Cystitis is quite a common infection in women. The infection is usually easily treatable if confined to the lower urinary tract. The urinary tract comprises the kidneys, bladder and ureters (tubes connecting the bladder with the kidneys) and the urethra. Some severe cases or upper urinary tract infection, more serious than mild cystitis, occur higher in the kidneys and or ureters.
The infection caused by a build-up of bacteria, which may come from any of a number of sources. Sexual intercourse often causes irritation or bruising in the lower urinary tract, this form of cystitis is quite common. Scientific studies show that one in three women or girls under the age of 24 years has experienced some form of urinary tract infection. There is a lesser occurrence in men because the male urethra is longer, which means that bacteria has further to travel to reach the bladder.
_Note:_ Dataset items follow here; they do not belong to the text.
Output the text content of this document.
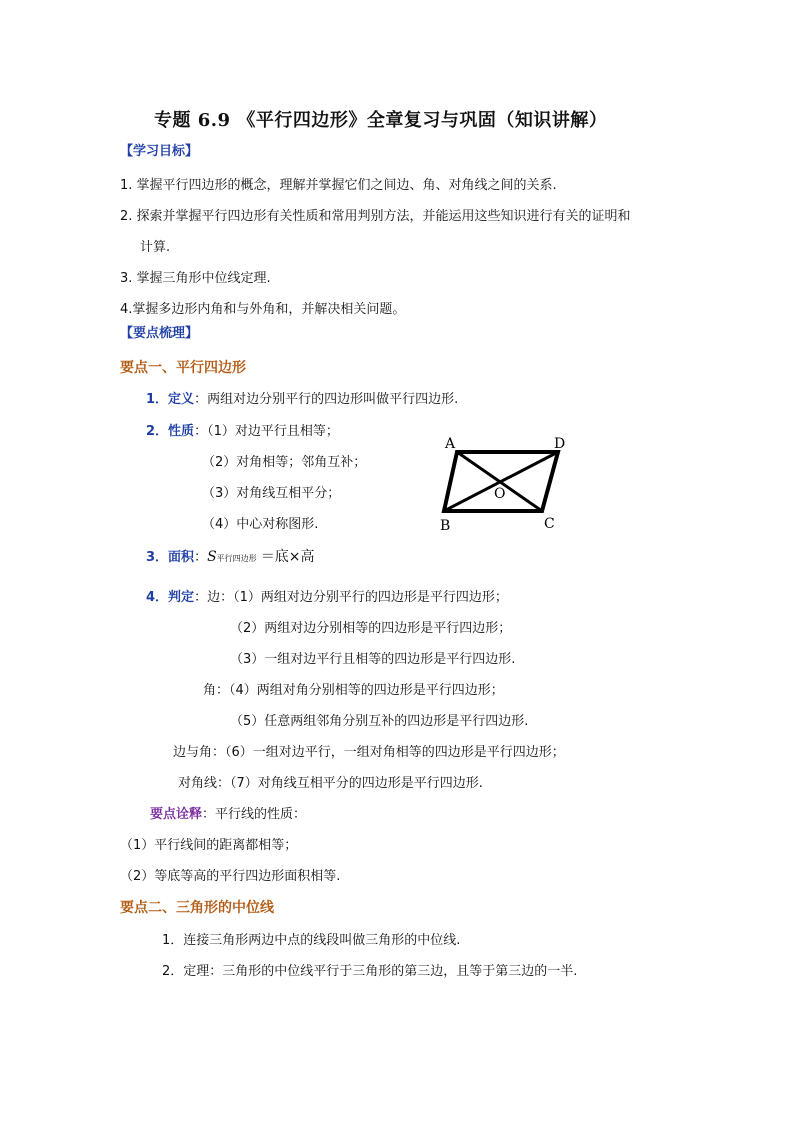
专题 6.9 《平行四边形》全章复习与巩固（知识讲解）
【学习目标】
1. 掌握平行四边形的概念，理解并掌握它们之间边、角、对角线之间的关系.
2. 探索并掌握平行四边形有关性质和常用判别方法，并能运用这些知识进行有关的证明和
计算.
3. 掌握三角形中位线定理.
4.掌握多边形内角和与外角和，并解决相关问题。
【要点梳理】
要点一、平行四边形
1．定义：两组对边分别平行的四边形叫做平行四边形.
2．性质：（1）对边平行且相等；
（2）对角相等；邻角互补；
（3）对角线互相平分；
（4）中心对称图形.
A	D
O
B	C
3．面积：S平行四边形 ＝底×高
4．判定：边：（1）两组对边分别平行的四边形是平行四边形；
（2）两组对边分别相等的四边形是平行四边形；
（3）一组对边平行且相等的四边形是平行四边形.
角：（4）两组对角分别相等的四边形是平行四边形；
（5）任意两组邻角分别互补的四边形是平行四边形.
边与角：（6）一组对边平行，一组对角相等的四边形是平行四边形；
对角线：（7）对角线互相平分的四边形是平行四边形.
要点诠释：平行线的性质：
（1）平行线间的距离都相等；
（2）等底等高的平行四边形面积相等.
要点二、三角形的中位线
1．连接三角形两边中点的线段叫做三角形的中位线.
2．定理：三角形的中位线平行于三角形的第三边，且等于第三边的一半.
Cystitis does not usually present itself for several to 24 hours. Common and unmistakable symptoms of a lower urinary tract infection present as:
- Lower abdominal and back pain
- Urgent and frequent need to urinate
- A strong burning sensation and very little dark or cloudy urine often with a strong smell
- Painful burning or sting during and after urination is very often clear indicator that you have cystitis
- Painful sensation during sexual intercourse
Cystitis is a bacterial infection. The majority of cases are due to the Escherichia Coli (E. Coli), the bacteria normally found within the bowel, which finds its way into the urinary tract.
Poor hygiene is another common cause for women, who, with the shorter urethra and little or no hygiene, often end up with cystitis. The anus and the urethra in women are located close to one another, causing bacteria from the bowel to transfer to the urethra through the vagina. Sexual intercourse is often a major cause of irritation to the inner lining of the female organs, allowing a bacterial infiltration, which magnifies if there is poor hygiene.
Often the soaps for shower and bath with strong chemical fragrance are potential irritants in women, not so with men.
In pregnant women, the occurrence of cystitis is quite common. This is mainly due to the pressure applied by the enlarged uterus on the bladder, causing the bladder to never quite empty during urination, allowing a bacteria build up.
Diabetics have higher sugar levels than normal, inhibiting the natural anti-bacterial defenses in the urethra, which allows bacterial growth.
Menopause is another period when women experience a greater presentation of cystitis, due in the main to the body’s defense mechanisms to be lower during menopause.
Prolonged patient catheterisation after surgery or injury prevents the bladder from being emptied completely, allowing bacterial infection.
There have been rare examples of cystitis presentation in patients with bladder tumors or other lower abdominal growths that prevent the urinary tract from functioning efficiently, as it should.
Men are not always, let off the hook with cystitis. Although cystitis is an infection that primarily affects women, men do present with lower urinary tract infection, and they should take this very seriously. If left unchecked for any length of time, severe infection will enter the prostate and even the bladder. When a prostate enlarged, the indications are the person being unable to pass urine. When this happens, bacterial infection is likely within the bladder and urinary tract area.